The computational time to process ECHO reports depends on the software and hardware configurations such as number and processing power of central processing unit (CPU) and memory. In our study, the algorithm was implemented through Perl scripts and processed on a high-performance Unix server. With CPU of 2.9 GHz and 128G RAM, 70k ECHO reports were processed within 1 h by a single processing job. Our algorithm can also be easily implemented by other programming languages such as Python. With minor modification, the algorithm can also be integrated into other note processing tools.

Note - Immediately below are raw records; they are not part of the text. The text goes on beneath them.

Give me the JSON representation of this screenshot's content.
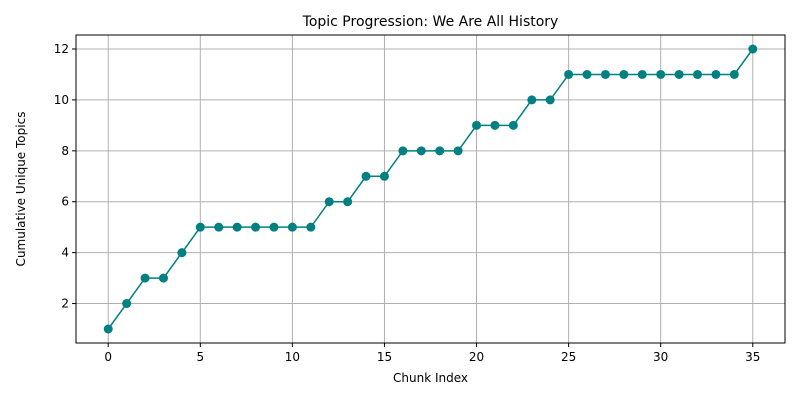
{
  "chart_data": {
    "type": "line",
    "title": "Topic Progression: We Are All History",
    "xlabel": "Chunk Index",
    "ylabel": "Cumulative Unique Topics",
    "x": [
      0,
      1,
      2,
      3,
      4,
      5,
      6,
      7,
      8,
      9,
      10,
      11,
      12,
      13,
      14,
      15,
      16,
      17,
      18,
      19,
      20,
      21,
      22,
      23,
      24,
      25,
      26,
      27,
      28,
      29,
      30,
      31,
      32,
      33,
      34,
      35
    ],
    "series": [
      {
        "values": [
          1,
          2,
          3,
          3,
          4,
          5,
          5,
          5,
          5,
          5,
          5,
          5,
          6,
          6,
          7,
          7,
          8,
          8,
          8,
          8,
          9,
          9,
          9,
          10,
          10,
          11,
          11,
          11,
          11,
          11,
          11,
          11,
          11,
          11,
          11,
          12
        ],
        "color": "#008080",
        "marker": "circle"
      }
    ],
    "xlim": [
      -1.75,
      36.75
    ],
    "ylim": [
      0.45,
      12.55
    ],
    "xticks": [
      0,
      5,
      10,
      15,
      20,
      25,
      30,
      35
    ],
    "yticks": [
      2,
      4,
      6,
      8,
      10,
      12
    ],
    "grid": true,
    "legend": "none"
  }
}
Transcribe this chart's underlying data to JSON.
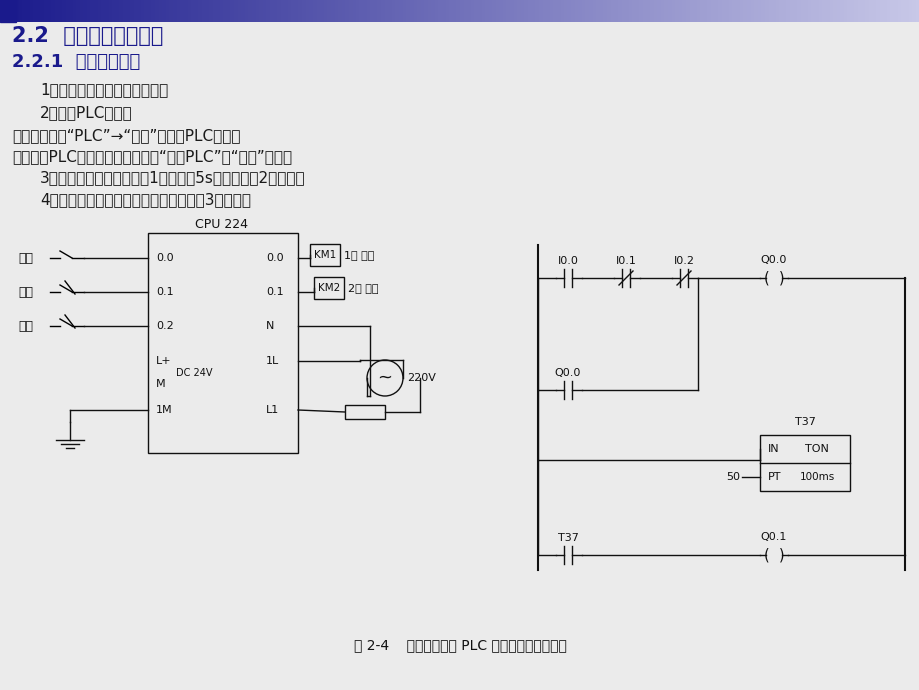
{
  "title1": "2.2  程序的编写与传送",
  "title2": "2.2.1  生成用户程序",
  "item1": "1．创建项目或打开已有的项目",
  "item2": "2．设置PLC的型号",
  "item3": "执行菜单命令“PLC”→“类型”，设置PLC型号。",
  "item4": "建立起与PLC的通信连接后，单击“读取PLC”和“确认”按鈕。",
  "item5": "3．控制要求：用按鈕起动1号电机，5s后自动起动2号电机。",
  "item6": "4．编写用户程序的演示，放置定时器的3种方法。",
  "caption": "图 2-4    电动机控制的 PLC 外部接线图与梯形图",
  "label_qidong": "起动",
  "label_tingzhi": "停止",
  "label_guozai": "过载",
  "label_1motor": "1号 电机",
  "label_2motor": "2号 电机",
  "bg_color": "#ebebeb",
  "header_color_left": "#1a1a8c",
  "header_color_right": "#c8c8e8",
  "text_color": "#1a1a1a",
  "title1_color": "#1a1a8c",
  "title2_color": "#1a1a8c"
}
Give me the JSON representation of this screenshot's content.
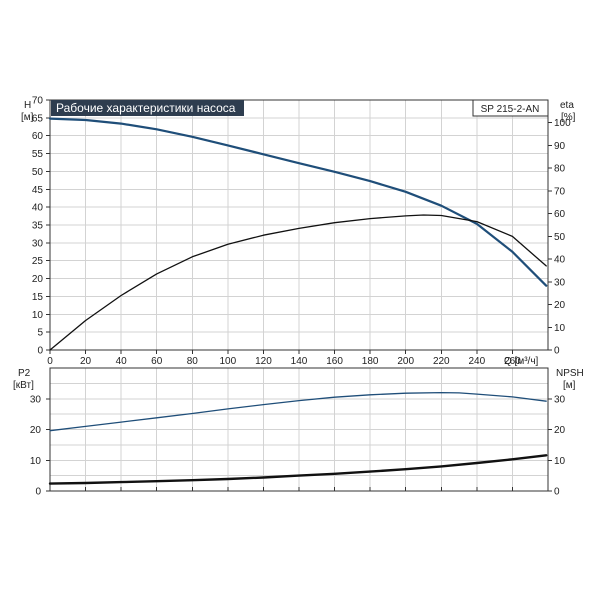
{
  "chart_data": [
    {
      "type": "line",
      "title": "Рабочие характеристики насоса",
      "model_label": "SP 215-2-AN",
      "xlabel": "Q [м³/ч]",
      "ylabel_left": [
        "H",
        "[м]"
      ],
      "ylabel_right": [
        "eta",
        "[%]"
      ],
      "xlim": [
        0,
        280
      ],
      "ylim_left": [
        0,
        70
      ],
      "ylim_right": [
        0,
        110
      ],
      "x_ticks": [
        0,
        20,
        40,
        60,
        80,
        100,
        120,
        140,
        160,
        180,
        200,
        220,
        240,
        260
      ],
      "y_ticks_left": [
        0,
        5,
        10,
        15,
        20,
        25,
        30,
        35,
        40,
        45,
        50,
        55,
        60,
        65,
        70
      ],
      "y_ticks_right": [
        0,
        10,
        20,
        30,
        40,
        50,
        60,
        70,
        80,
        90,
        100
      ],
      "grid": true,
      "series": [
        {
          "axis": "left",
          "color": "#1f4e79",
          "x": [
            0,
            20,
            40,
            60,
            80,
            100,
            120,
            140,
            160,
            180,
            200,
            220,
            240,
            260,
            279
          ],
          "values": [
            64.8,
            64.4,
            63.4,
            61.8,
            59.7,
            57.3,
            54.8,
            52.3,
            49.9,
            47.3,
            44.3,
            40.4,
            35.3,
            27.5,
            18.0
          ]
        },
        {
          "axis": "right",
          "color": "#111111",
          "x": [
            0,
            20,
            40,
            60,
            80,
            100,
            120,
            140,
            160,
            180,
            200,
            210,
            220,
            240,
            260,
            279
          ],
          "values": [
            0,
            13,
            24,
            33.5,
            41,
            46.5,
            50.5,
            53.5,
            56,
            57.8,
            59,
            59.4,
            59.2,
            56.5,
            50,
            37
          ]
        }
      ]
    },
    {
      "type": "line",
      "ylabel_left": [
        "P2",
        "[кВт]"
      ],
      "ylabel_right": [
        "NPSH",
        "[м]"
      ],
      "xlim": [
        0,
        280
      ],
      "ylim_left": [
        0,
        40
      ],
      "ylim_right": [
        0,
        40
      ],
      "y_ticks_left": [
        0,
        10,
        20,
        30
      ],
      "y_ticks_right": [
        0,
        10,
        20,
        30
      ],
      "grid": true,
      "series": [
        {
          "axis": "left",
          "color": "#1f4e79",
          "x": [
            0,
            20,
            40,
            60,
            80,
            100,
            120,
            140,
            160,
            180,
            200,
            220,
            230,
            240,
            260,
            279
          ],
          "values": [
            19.6,
            21.0,
            22.4,
            23.8,
            25.2,
            26.7,
            28.1,
            29.4,
            30.5,
            31.3,
            31.8,
            32.0,
            31.9,
            31.5,
            30.6,
            29.2
          ]
        },
        {
          "axis": "right",
          "color": "#111111",
          "x": [
            0,
            20,
            40,
            60,
            80,
            100,
            120,
            140,
            160,
            180,
            200,
            220,
            240,
            260,
            279
          ],
          "values": [
            2.4,
            2.6,
            2.9,
            3.2,
            3.5,
            3.9,
            4.4,
            5.0,
            5.6,
            6.3,
            7.1,
            8.0,
            9.1,
            10.3,
            11.6
          ]
        }
      ]
    }
  ]
}
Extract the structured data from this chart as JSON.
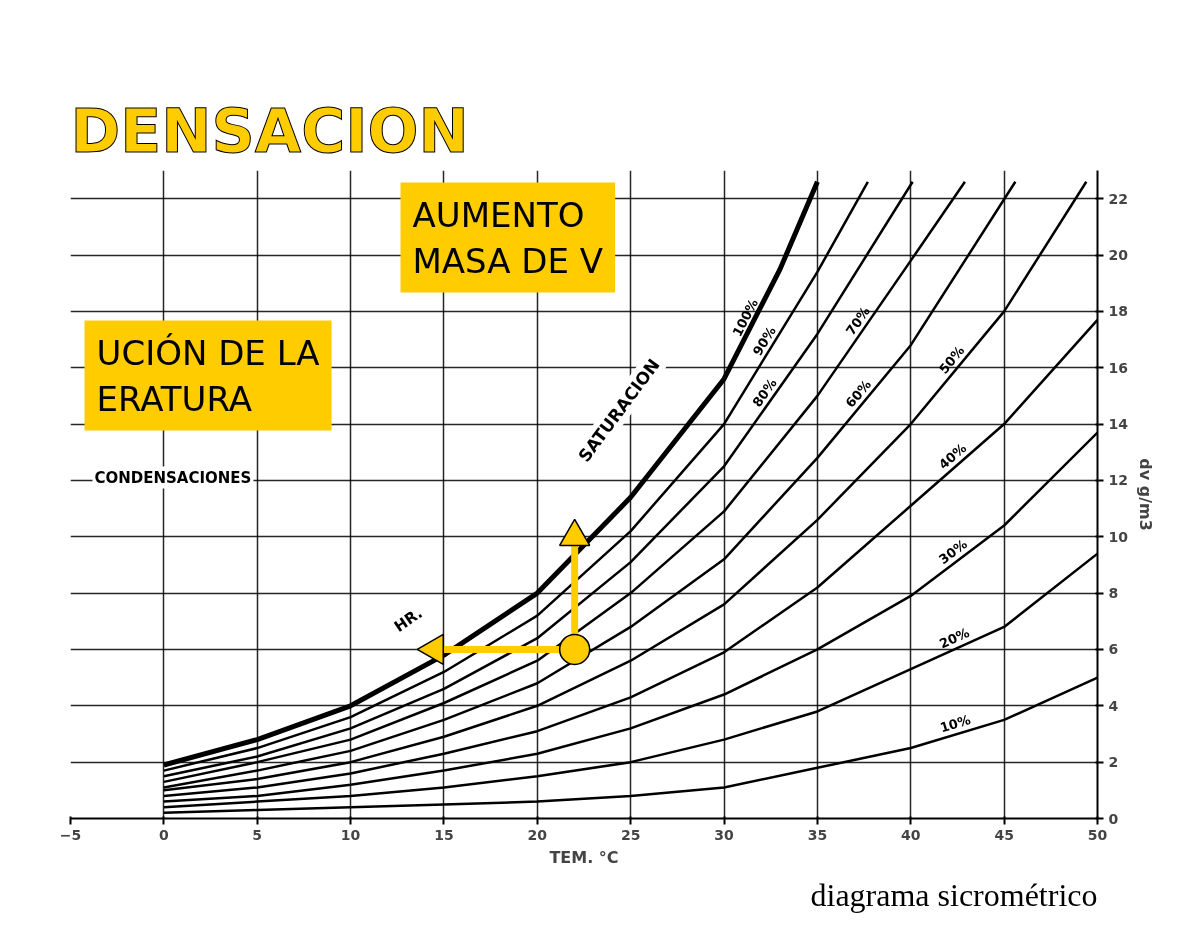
{
  "chart_data": {
    "type": "line",
    "title": "DENSACION",
    "xlabel": "TEM. °C",
    "ylabel": "dv g/m3",
    "xlim": [
      -5,
      50
    ],
    "ylim": [
      0,
      23
    ],
    "xticks": [
      -5,
      0,
      5,
      10,
      15,
      20,
      25,
      30,
      35,
      40,
      45,
      50
    ],
    "yticks": [
      0,
      2,
      4,
      6,
      8,
      10,
      12,
      14,
      16,
      18,
      20,
      22
    ],
    "grid": true,
    "annotations": [
      "SATURACION",
      "HR.",
      "CONDENSACIONES",
      "AUMENTO MASA DE V",
      "UCIÓN DE LA ERATURA",
      "diagrama sicrométrico"
    ],
    "series": [
      {
        "name": "100%",
        "color": "#000000",
        "x": [
          0,
          5,
          10,
          15,
          20,
          25,
          30,
          33,
          35
        ],
        "values": [
          1.9,
          2.8,
          4.0,
          5.8,
          8.0,
          11.4,
          15.6,
          19.5,
          22.6
        ]
      },
      {
        "name": "90%",
        "color": "#000000",
        "x": [
          0,
          5,
          10,
          15,
          20,
          25,
          30,
          35,
          37.7
        ],
        "values": [
          1.7,
          2.5,
          3.6,
          5.2,
          7.2,
          10.2,
          14.0,
          19.4,
          22.6
        ]
      },
      {
        "name": "80%",
        "color": "#000000",
        "x": [
          0,
          5,
          10,
          15,
          20,
          25,
          30,
          35,
          40.1
        ],
        "values": [
          1.5,
          2.2,
          3.2,
          4.6,
          6.4,
          9.1,
          12.5,
          17.2,
          22.6
        ]
      },
      {
        "name": "70%",
        "color": "#000000",
        "x": [
          0,
          5,
          10,
          15,
          20,
          25,
          30,
          35,
          40,
          42.9
        ],
        "values": [
          1.3,
          2.0,
          2.8,
          4.1,
          5.6,
          8.0,
          10.9,
          15.0,
          19.8,
          22.6
        ]
      },
      {
        "name": "60%",
        "color": "#000000",
        "x": [
          0,
          5,
          10,
          15,
          20,
          25,
          30,
          35,
          40,
          45.6
        ],
        "values": [
          1.1,
          1.7,
          2.4,
          3.5,
          4.8,
          6.8,
          9.2,
          12.8,
          16.8,
          22.6
        ]
      },
      {
        "name": "50%",
        "color": "#000000",
        "x": [
          0,
          5,
          10,
          15,
          20,
          25,
          30,
          35,
          40,
          45,
          49.4
        ],
        "values": [
          1.0,
          1.4,
          2.0,
          2.9,
          4.0,
          5.6,
          7.6,
          10.6,
          14.0,
          18.0,
          22.6
        ]
      },
      {
        "name": "40%",
        "color": "#000000",
        "x": [
          0,
          5,
          10,
          15,
          20,
          25,
          30,
          35,
          40,
          45,
          50
        ],
        "values": [
          0.8,
          1.1,
          1.6,
          2.3,
          3.1,
          4.3,
          5.9,
          8.2,
          11.1,
          14.0,
          17.7
        ]
      },
      {
        "name": "30%",
        "color": "#000000",
        "x": [
          0,
          5,
          10,
          15,
          20,
          25,
          30,
          35,
          40,
          45,
          50
        ],
        "values": [
          0.6,
          0.8,
          1.2,
          1.7,
          2.3,
          3.2,
          4.4,
          6.0,
          7.9,
          10.4,
          13.7
        ]
      },
      {
        "name": "20%",
        "color": "#000000",
        "x": [
          0,
          5,
          10,
          15,
          20,
          25,
          30,
          35,
          40,
          45,
          50
        ],
        "values": [
          0.4,
          0.6,
          0.8,
          1.1,
          1.5,
          2.0,
          2.8,
          3.8,
          5.3,
          6.8,
          9.4
        ]
      },
      {
        "name": "10%",
        "color": "#000000",
        "x": [
          0,
          5,
          10,
          15,
          20,
          25,
          30,
          35,
          40,
          45,
          50
        ],
        "values": [
          0.2,
          0.3,
          0.4,
          0.5,
          0.6,
          0.8,
          1.1,
          1.8,
          2.5,
          3.5,
          5.0
        ]
      },
      {
        "type": "line",
        "color": "#ffcc00",
        "marker": "triangle",
        "x": [
          22,
          22
        ],
        "values": [
          6,
          10
        ]
      },
      {
        "type": "line",
        "color": "#ffcc00",
        "marker": "triangle",
        "x": [
          22,
          14.5
        ],
        "values": [
          6,
          6
        ]
      },
      {
        "type": "scatter",
        "color": "#ffcc00",
        "marker": "circle",
        "x": [
          22
        ],
        "values": [
          6
        ]
      }
    ]
  }
}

We acknowledge several potential limitations of this study. First, integration of our study computerized algorithm into the other tools or implementation of this computerized algorithm in other settings may yield some variable results due to the variation in format and presentation of clinical reports, but the accuracy should not be essentially different because the keywords or concepts used for EF extraction are not specified or limited to any fixed/strict formatted ECHO reports. Second, compared to the NegEx algorithm, ⁷ our study applied a simple rule of the description of negation and the description of history terms to exclude both negation and history conditions in ECHO reports. Despite these limitations, our study developed a computerized algorithm to retrieve EF values from the ECHO reports in a systematic and automated way. This computerized algorithm produced high accuracy and can provide great potential values for improving patient care managements, such as congestive heart failure and other implications. Our algorithm can serve as a starting point for the creation of a more general or global approach. Integration of the algorithm to general NLP tools could yield a more robust and reliable algorithm. Additionally, the incorporation of the knowledge of health professionals allows for a more sophisticated methodology.